El eje curatorial de la edición ha dado más peso a voces contemplativas del Sur Global. Por eso, varios creadores de herencia asiática han llevado a la exposición relatos personales y perspectivas que habían quedado al margen de narrativas más dominantes.
Una curaduría que abre espacio a otras memorias
La propuesta central de la Bienal ha influido en la forma en que se presentan estas obras. En lugar de una lectura única sobre el pasado, la muestra favorece trabajos que cruzan memoria, desplazamiento, archivo e identidad cultural.
Además, esa orientación se refleja tanto en la exhibición principal como en otras presentaciones ligadas al circuito de la Bienal. El resultado es una presencia más visible de artistas que examinan la historia desde experiencias íntimas y trayectorias transnacionales.
Exhibiciones distribuidas en los espacios de la muestra
Las obras se presentan en sedes de la Bienal en Venecia, donde conviven pabellones nacionales, muestras curatoriales y exhibiciones paralelas. Ese formato permite que las piezas dialoguen entre sí y con debates más amplios sobre pertenencia, representación y memoria pública.
Sin embargo, el foco no está solo en el origen de los artistas. La atención también recae en cómo sus trabajos amplían la idea de identidad global, al incorporar historias familiares, legados coloniales y miradas que no siempre habían tenido el mismo espacio en vitrinas internacionales.
De hecho, esa revisión ocurre en uno de los escenarios culturales más observados del calendario artístico. La Bienal suele marcar discusiones curatoriales que luego circulan por museos, ferias y centros de arte en otros países.

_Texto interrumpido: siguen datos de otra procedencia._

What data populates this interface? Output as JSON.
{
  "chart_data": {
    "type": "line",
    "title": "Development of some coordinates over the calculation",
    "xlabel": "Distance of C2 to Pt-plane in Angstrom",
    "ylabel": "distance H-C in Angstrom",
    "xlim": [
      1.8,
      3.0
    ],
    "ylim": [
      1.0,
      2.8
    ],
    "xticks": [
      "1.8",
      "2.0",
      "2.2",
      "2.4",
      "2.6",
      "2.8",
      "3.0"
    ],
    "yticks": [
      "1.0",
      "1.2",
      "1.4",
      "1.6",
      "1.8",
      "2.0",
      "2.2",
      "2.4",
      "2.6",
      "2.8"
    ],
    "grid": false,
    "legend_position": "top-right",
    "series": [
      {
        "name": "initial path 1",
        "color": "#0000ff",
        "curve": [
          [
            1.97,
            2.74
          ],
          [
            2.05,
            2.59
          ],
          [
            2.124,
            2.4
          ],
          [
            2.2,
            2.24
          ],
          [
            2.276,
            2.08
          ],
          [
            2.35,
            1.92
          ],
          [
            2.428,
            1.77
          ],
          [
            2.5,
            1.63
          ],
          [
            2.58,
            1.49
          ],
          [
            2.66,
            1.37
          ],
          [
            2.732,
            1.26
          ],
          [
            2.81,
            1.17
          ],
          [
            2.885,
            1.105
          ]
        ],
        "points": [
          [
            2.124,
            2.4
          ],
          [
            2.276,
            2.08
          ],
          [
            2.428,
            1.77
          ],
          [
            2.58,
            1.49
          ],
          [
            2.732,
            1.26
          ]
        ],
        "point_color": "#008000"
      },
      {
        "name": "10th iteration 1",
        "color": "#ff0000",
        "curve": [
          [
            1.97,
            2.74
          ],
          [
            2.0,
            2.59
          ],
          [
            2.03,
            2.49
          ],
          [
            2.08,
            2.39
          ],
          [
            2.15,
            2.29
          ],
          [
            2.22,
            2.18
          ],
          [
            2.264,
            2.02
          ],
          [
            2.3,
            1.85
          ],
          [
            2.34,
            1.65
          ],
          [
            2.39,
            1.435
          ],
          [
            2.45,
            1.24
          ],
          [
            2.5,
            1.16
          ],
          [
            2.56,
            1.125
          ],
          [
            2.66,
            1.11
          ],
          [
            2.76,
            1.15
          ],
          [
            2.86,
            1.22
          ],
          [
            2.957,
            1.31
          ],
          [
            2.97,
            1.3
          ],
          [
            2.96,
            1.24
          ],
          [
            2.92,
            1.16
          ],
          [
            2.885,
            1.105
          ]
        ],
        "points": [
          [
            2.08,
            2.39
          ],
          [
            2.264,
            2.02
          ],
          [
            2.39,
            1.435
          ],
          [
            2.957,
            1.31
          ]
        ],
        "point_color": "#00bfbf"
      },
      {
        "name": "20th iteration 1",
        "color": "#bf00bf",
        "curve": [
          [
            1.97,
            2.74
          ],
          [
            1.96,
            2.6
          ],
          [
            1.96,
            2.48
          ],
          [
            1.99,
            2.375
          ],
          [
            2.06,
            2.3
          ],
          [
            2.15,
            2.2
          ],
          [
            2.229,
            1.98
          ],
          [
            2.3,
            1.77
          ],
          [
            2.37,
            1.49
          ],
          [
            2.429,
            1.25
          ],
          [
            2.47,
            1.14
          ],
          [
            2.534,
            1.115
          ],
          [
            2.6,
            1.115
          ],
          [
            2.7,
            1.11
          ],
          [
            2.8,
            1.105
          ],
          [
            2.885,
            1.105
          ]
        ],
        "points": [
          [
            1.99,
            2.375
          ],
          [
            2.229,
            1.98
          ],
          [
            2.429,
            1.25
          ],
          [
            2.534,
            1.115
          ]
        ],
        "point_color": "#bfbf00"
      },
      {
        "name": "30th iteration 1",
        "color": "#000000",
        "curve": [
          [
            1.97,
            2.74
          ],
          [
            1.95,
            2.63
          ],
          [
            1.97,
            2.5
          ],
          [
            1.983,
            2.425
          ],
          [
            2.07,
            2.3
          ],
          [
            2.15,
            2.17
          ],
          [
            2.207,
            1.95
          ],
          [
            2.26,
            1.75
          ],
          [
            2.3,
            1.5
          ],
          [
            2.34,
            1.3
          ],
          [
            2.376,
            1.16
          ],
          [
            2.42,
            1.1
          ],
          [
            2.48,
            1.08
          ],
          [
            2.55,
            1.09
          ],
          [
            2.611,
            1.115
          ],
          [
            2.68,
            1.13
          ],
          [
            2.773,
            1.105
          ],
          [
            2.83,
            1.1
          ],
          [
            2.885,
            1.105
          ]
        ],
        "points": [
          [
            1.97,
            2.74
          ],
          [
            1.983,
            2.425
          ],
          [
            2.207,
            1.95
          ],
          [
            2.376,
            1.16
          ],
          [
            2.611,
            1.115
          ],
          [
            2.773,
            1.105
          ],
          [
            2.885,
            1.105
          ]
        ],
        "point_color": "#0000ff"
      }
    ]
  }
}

Asimismo, la presencia de artistas asiáticos bajo este marco confirma un cambio en la conversación internacional sobre quién cuenta la historia y desde qué lugar se construyen esas imágenes. En Venecia, esa discusión ya no aparece como un tema lateral, sino como parte del centro mismo de la exposición.
Mientras tanto, la edición de 2026 deja planteada una señal para el circuito global: las muestras de mayor visibilidad siguen abriendo espacio a relatos antes desplazados, y esa reconfiguración puede influir en futuras selecciones curatoriales y en la circulación de estas obras fuera de Italia.